Foraging and its possibilities have been gained a new renewal following on the popularity of the 21st century edible food movement over the last 5 years. As Thomas mentioned, groups have set up maps and websites dedicated to the art of foraging. When considering foraging in public spaces, some common questions swirl: what is considered public, and when is it not ok? There is no exact answer other than applying common sense practices and asking the authority in question. But foraging can be and is a wonderful thing!
[Tomatoes and Flowering Parnsip, a combination for beneficial insect control]
Our property is a corner lot, everyone passes by, and thanks to the invention of chain link fence everyone can see our growing abundance and garden oasis: birds, squirrels, adults, and children. We have plants on our fence that happen to extend into the sidewalk from time to time. And on occasion our yard has become a foraging opportunity for the neighborhood, and that is ok. We have met new friends and shown some neighborly face time behind our garden.

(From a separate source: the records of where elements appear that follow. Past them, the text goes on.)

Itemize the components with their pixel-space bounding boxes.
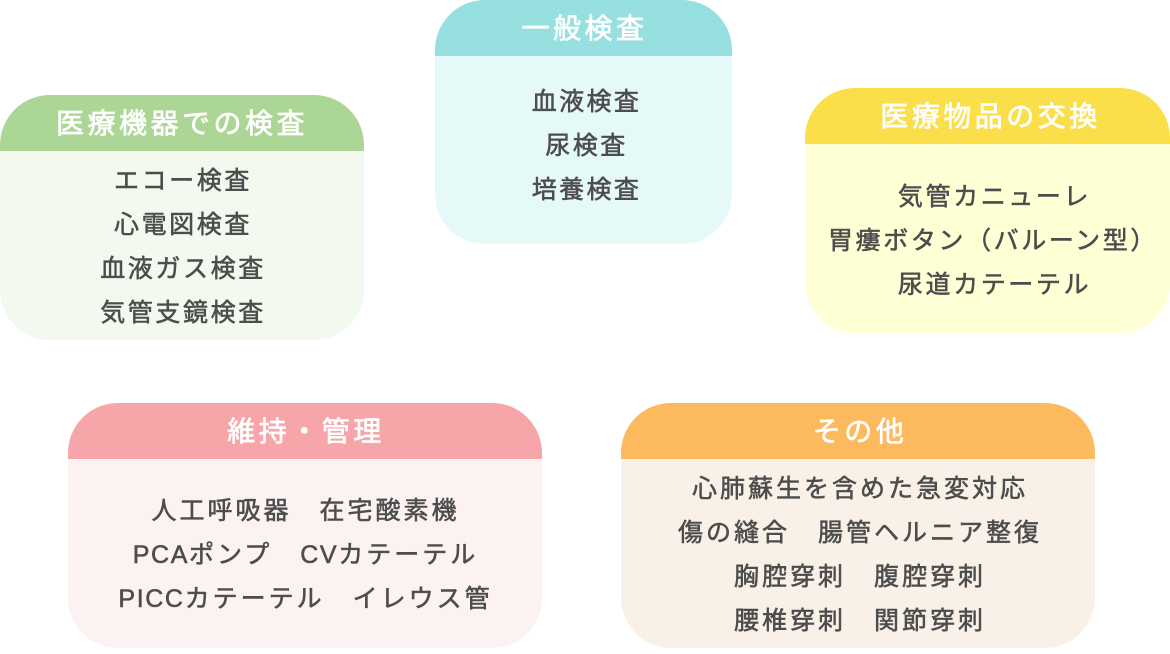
list: maintenance and management: PCAポンプ CVカテーテル <box>133 541 478 569</box>
list: other procedures: 心肺蘇生を含めた急変対応 <box>692 475 1028 503</box>
list: equipment tests: エコー検査 <box>114 167 252 195</box>
list: general tests <box>532 88 641 204</box>
heading: maintenance and management: 維持・管理 <box>227 416 385 447</box>
list: medical supply replacement <box>828 183 1158 299</box>
heading: general tests: 一般検査 <box>521 13 648 44</box>
list: maintenance and management: 人工呼吸器 在宅酸素機 <box>151 497 460 525</box>
list: general tests: 培養検査 <box>532 176 641 204</box>
heading: medical supply replacement: 医療物品の交換 <box>880 101 1101 132</box>
heading: other <box>621 403 1095 459</box>
list: other procedures: 傷の縫合 腸管ヘルニア整復 <box>678 519 1042 547</box>
list: general tests: 尿検査 <box>545 132 628 160</box>
heading: maintenance and management <box>68 403 542 459</box>
list: maintenance and management <box>118 497 493 613</box>
heading: equipment tests <box>0 95 364 151</box>
list: equipment tests: 心電図検査 <box>114 211 252 239</box>
list: general tests: 血液検査 <box>532 88 641 116</box>
panel: general tests <box>435 0 732 244</box>
list: other procedures: 腰椎穿刺 関節穿刺 <box>734 607 986 635</box>
list: maintenance and management: PICCカテーテル イレウス管 <box>118 585 493 613</box>
heading: general tests <box>435 0 732 56</box>
heading: other: その他 <box>813 416 907 447</box>
list: medical supply replacement: 尿道カテーテル <box>898 271 1091 299</box>
list: equipment tests: 血液ガス検査 <box>100 255 266 283</box>
heading: equipment tests: 医療機器での検査 <box>56 108 308 139</box>
panel: medical supply replacement <box>805 88 1170 333</box>
panel: other <box>621 403 1095 648</box>
list: equipment tests: 気管支鏡検査 <box>100 299 266 327</box>
list: equipment tests <box>100 167 266 327</box>
list: medical supply replacement: 気管カニューレ <box>898 183 1091 211</box>
panel: equipment tests <box>0 95 364 340</box>
panel: maintenance and management <box>68 403 542 648</box>
heading: medical supply replacement <box>805 88 1170 144</box>
list: medical supply replacement: 胃瘻ボタン（バルーン型） <box>828 227 1158 255</box>
list: other procedures <box>678 475 1042 635</box>
list: other procedures: 胸腔穿刺 腹腔穿刺 <box>734 563 986 591</box>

The Irish twins rush the sidewalk in late -May when they know the raspberries are sneaking on in. Our Asian neighbors eye our daylily flowers as they too get included as ingredients in some delightful recipes.

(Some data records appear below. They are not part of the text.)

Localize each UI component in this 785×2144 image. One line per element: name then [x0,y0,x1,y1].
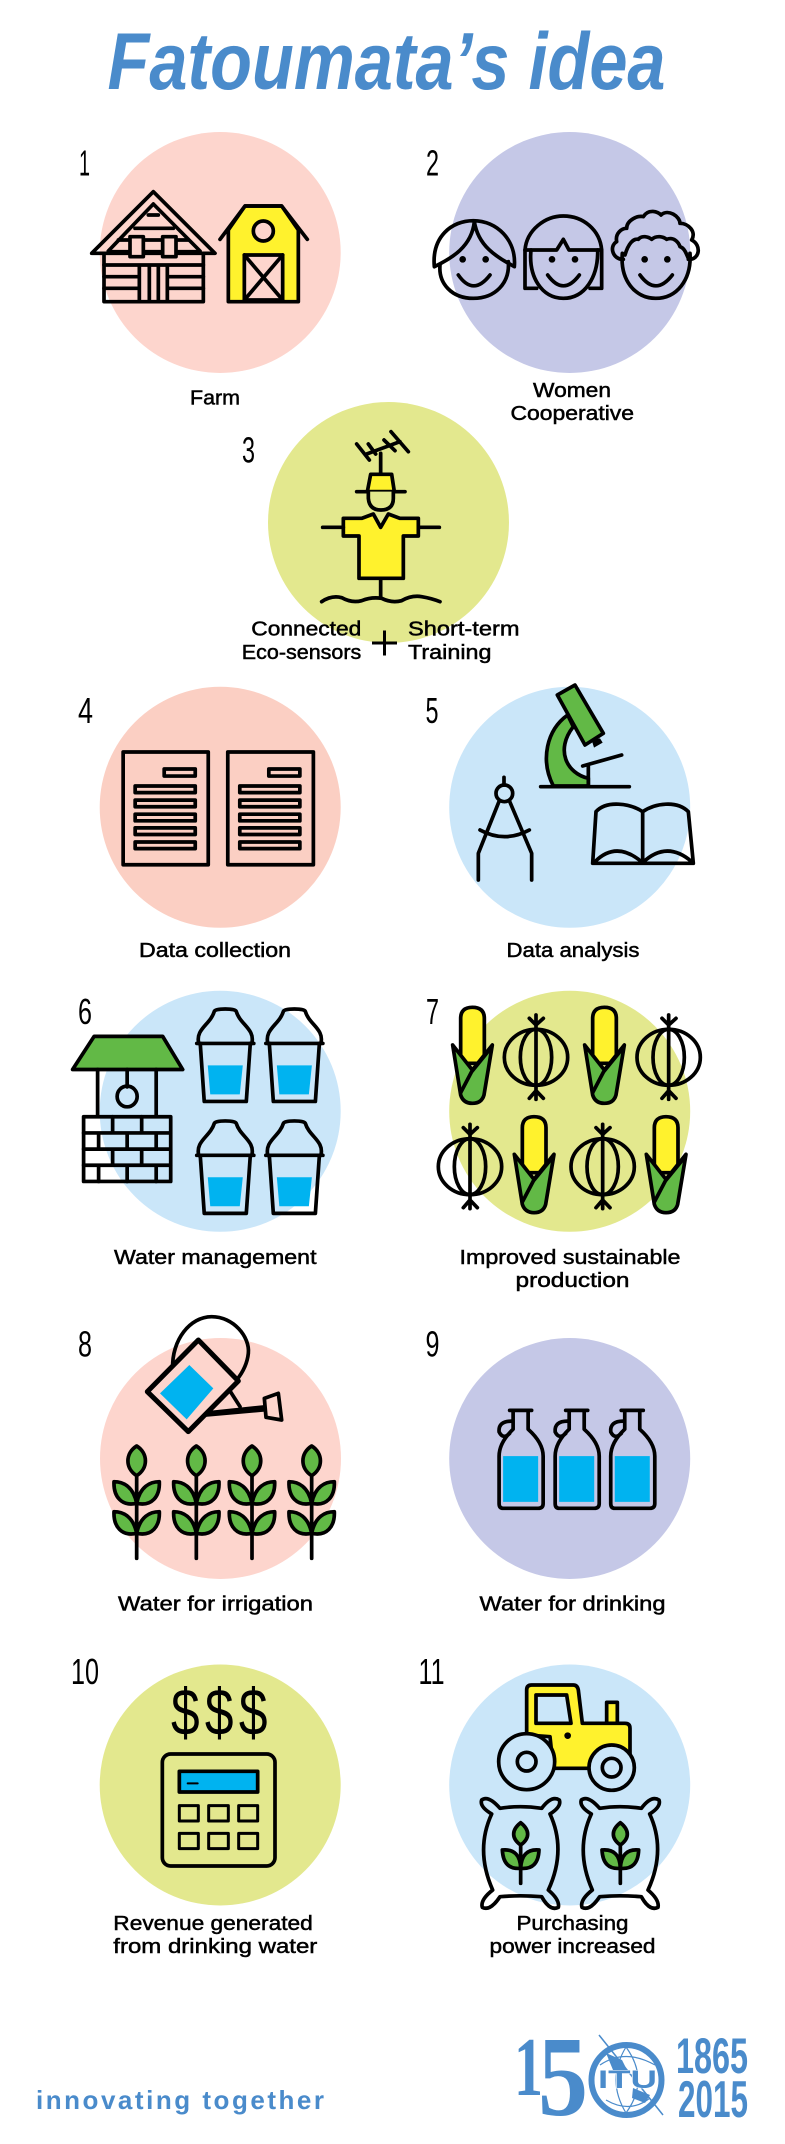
icon: three bottles [499,1410,655,1508]
icon: watering can and plants [114,1317,334,1558]
label: Revenue generated from drinking water: Revenue generated [113,1912,313,1935]
label: Improved sustainable production: Improved sustainable [460,1246,680,1269]
label: Data collection: Data collection [139,939,291,962]
icon: scarecrow with antenna [322,432,440,602]
label: Purchasing power increased: Purchasing [516,1912,628,1935]
title: Fatoumata’s idea [108,17,666,107]
label: Water for drinking: Water for drinking [480,1592,666,1616]
label: Water management: Water management [114,1246,317,1269]
panel: farm [79,132,341,410]
step number 10: 10 [71,1651,99,1692]
label: Farm: Farm [190,386,240,410]
icon: ITU globe [592,2035,663,2115]
icon: tractor and seed sacks [481,1685,659,1908]
panel: revenue generated [71,1651,341,1958]
panel: connected eco-sensors and training: Training [408,641,492,664]
step number 4: 4 [78,690,93,731]
panel: women cooperative: Cooperative [510,402,634,425]
label: Data analysis: Data analysis [506,939,640,962]
panel: data analysis [426,685,693,962]
step number 9: 9 [426,1324,440,1364]
icon: corn and onions [438,1007,700,1213]
icon: microscope, compass and book [478,685,693,880]
icon: well and four buckets [73,1009,323,1213]
step number 3: 3 [242,430,255,470]
step number 7: 7 [426,991,439,1032]
panel: purchasing power increased: power increased [490,1935,656,1958]
panel: water for irrigation [78,1317,341,1616]
panel: connected eco-sensors and training [242,402,520,664]
icon: two documents [123,752,313,865]
icon: three women [434,211,698,298]
logo: ITU 150 years [514,2013,748,2140]
plus sign [372,630,397,656]
panel: women cooperative [426,132,698,425]
step number 5: 5 [426,690,438,731]
tagline: innovating together [36,2085,324,2115]
panel: improved sustainable production [426,991,700,1292]
icon: dollar signs: $$$ [171,1675,267,1749]
step number 11: 11 [418,1651,444,1692]
years 1865 2015: 1865 [676,2028,748,2084]
icon: ITU globe: ITU [598,2066,657,2094]
number 15: 5 [538,2013,588,2140]
panel: purchasing power increased [418,1651,690,1958]
panel: water management [73,991,341,1269]
step number 1: 1 [79,142,90,184]
icon: calculator [162,1754,275,1866]
step number 2: 2 [426,142,439,184]
panel: connected eco-sensors and training: Eco-sensors [242,641,361,664]
number 15 [514,2013,588,2140]
label: Short-term Training: Short-term [408,618,520,640]
panel: revenue generated: from drinking water [113,1935,318,1958]
step number 8: 8 [78,1324,92,1364]
label: Women Cooperative: Women [533,379,611,402]
label: Water for irrigation: Water for irrigation [118,1592,313,1616]
panel: improved sustainable production: production [516,1269,630,1292]
step number 6: 6 [78,991,92,1032]
number 15: 1 [514,2021,543,2114]
icon: cabin and barn [92,192,307,302]
panel: data collection [78,687,341,962]
panel: water for drinking [426,1324,690,1616]
label: Connected Eco-sensors: Connected [251,618,361,640]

One group, Fallen Fruit, http://www.fallenfruit.org/, capitalizes on public space edibles. They take an organized and civil guerilla gardening approach with food! The art of fruit mapping is great and works, of course with the consent of the homeowners and neighborhoods. Communities can become better acquainted by allowing foraging to occur. If you have too much of something, spread the word and share with others. Allow those willing to pick in unkempt or ignored locations to pick them and share. Some folks make a living this way! Another similar group includes http://www.neighborhoodfruit.com/ where the “share and share alike” mentality for foraging flourishes.
In closing, foraging can lead to many benefits such as the creation of more productive public spaces or the strengthening of community bonds. Even if it means a small corner of your own space (or a client’s yard) can be dedicated to sharing a random pint or 3 of blueberries with family, friends, visitors alike. I like to think foraging can keep neighborly love (and healthy palettes) alive!
Jeanette Ankoma-Sey is a D.C. based landscape architect and a planting designer extraordinaire. She specializes in landscapes that provide sustenance, children's gardens, and school and botanical gardens. She teaches planting design at the George Washington University's Landscape Design Program.